Analysis of Redevelopment in Distressed Communities: A Sacremento Case Study

Kelly Vasquez Korver, San Jose State University

Abstract

Redevelopment is a powerful tool to assist local governments in their efforts to encourage investment in communities experiencing physical and economic problems. Redevelopment provides local governments with the ability and financial mechanisms to participate in an area’s revitalization by partnering with the private sector to create jobs. housing opportunities and other investments that would not happen otherwise. In California there are 413 Redevelopment Agencies with 764 redevelopment project areas. For fiscal year 2000-2001 Redevelopment Agencies received a total of $6 Billion in revenue.

Since redevelopment was established in 1945 the law governing redevelopment agencies and how they operate has changed and today, it establishes the physical and economic conditions a community must be experiencing in order to be designated as a redevelopment project area. While redevelopment has many positive impacts on communities, it is important to evaluate if it is effective in all of the communities it is intended to serve. Areas that meet the intent of state redevelopment law but have limited potential to generate tax increment may not provide local governments with the incentive to make redevelopment tools available. In cases such as this consideration needs to be given to how redevelopment can be a more successful tool in severely blighted communities.

This paper will consider two redevelopment areas in the City of Sacramento, Del Paso Heights and North Sacramento. Each area meets the intent of state redevelopment law for the designation of a project area. Del Paso Heights bears significant blighting conditions even 35 years after being designated as a redevelopment project area. North Sacramento, with considerably less severe conditions of blight, has been able to experience success within the first ten years of being designated a project area. Historical and current redevelopment policies, the generation of tax increment, along with physical and economic conditions of blight will be examined.

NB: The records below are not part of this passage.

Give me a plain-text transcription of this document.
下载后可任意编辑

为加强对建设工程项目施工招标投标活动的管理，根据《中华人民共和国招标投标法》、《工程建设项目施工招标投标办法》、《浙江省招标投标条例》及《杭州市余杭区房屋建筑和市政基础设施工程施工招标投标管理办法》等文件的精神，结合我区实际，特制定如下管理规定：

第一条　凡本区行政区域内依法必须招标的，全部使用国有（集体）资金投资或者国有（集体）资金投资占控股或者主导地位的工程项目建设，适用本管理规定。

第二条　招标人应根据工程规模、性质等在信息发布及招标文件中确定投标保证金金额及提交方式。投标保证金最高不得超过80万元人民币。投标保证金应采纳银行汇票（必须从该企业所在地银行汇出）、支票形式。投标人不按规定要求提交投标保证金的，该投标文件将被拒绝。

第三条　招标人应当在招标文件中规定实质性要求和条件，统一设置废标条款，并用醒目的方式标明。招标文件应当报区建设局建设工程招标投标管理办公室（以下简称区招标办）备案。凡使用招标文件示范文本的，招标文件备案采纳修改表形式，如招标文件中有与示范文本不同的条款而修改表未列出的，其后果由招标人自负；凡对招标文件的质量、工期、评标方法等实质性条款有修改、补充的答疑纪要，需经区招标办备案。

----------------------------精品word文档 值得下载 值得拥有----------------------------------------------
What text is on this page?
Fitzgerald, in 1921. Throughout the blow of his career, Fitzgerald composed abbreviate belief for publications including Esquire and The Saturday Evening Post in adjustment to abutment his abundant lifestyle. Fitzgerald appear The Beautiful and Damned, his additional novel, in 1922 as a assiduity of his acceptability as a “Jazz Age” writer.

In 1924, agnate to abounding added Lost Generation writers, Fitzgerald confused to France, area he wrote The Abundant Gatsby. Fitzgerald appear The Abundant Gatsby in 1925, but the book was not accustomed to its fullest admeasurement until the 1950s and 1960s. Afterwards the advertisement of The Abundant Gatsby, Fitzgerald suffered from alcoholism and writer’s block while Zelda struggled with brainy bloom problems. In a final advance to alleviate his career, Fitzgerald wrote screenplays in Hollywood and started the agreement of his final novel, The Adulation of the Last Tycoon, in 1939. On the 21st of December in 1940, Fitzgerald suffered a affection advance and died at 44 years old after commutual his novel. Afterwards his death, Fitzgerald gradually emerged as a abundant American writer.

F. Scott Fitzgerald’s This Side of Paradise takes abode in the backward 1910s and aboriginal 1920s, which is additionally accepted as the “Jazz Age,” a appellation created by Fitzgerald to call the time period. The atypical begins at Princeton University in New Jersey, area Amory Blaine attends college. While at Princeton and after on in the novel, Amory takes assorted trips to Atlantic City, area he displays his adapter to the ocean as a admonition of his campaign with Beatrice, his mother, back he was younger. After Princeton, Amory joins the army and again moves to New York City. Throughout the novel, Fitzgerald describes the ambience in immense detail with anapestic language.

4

It will be made clear that the path of redevelopment in Sacramento has shifted from focusing primarily on the restoration of residential communities towards project areas that are able to provide enough tax increment to finance key redevelopment within the area’s first ten years. Areas that provide a sufficient level of tax increment tend to be. and in Sacramento are, largely commercial. Are the needs of residential communities that have reached extreme conditions of blight yet have limited ability go generate tax increment to be left with few viable opportunities for assistance from redevelopment agencies in the future?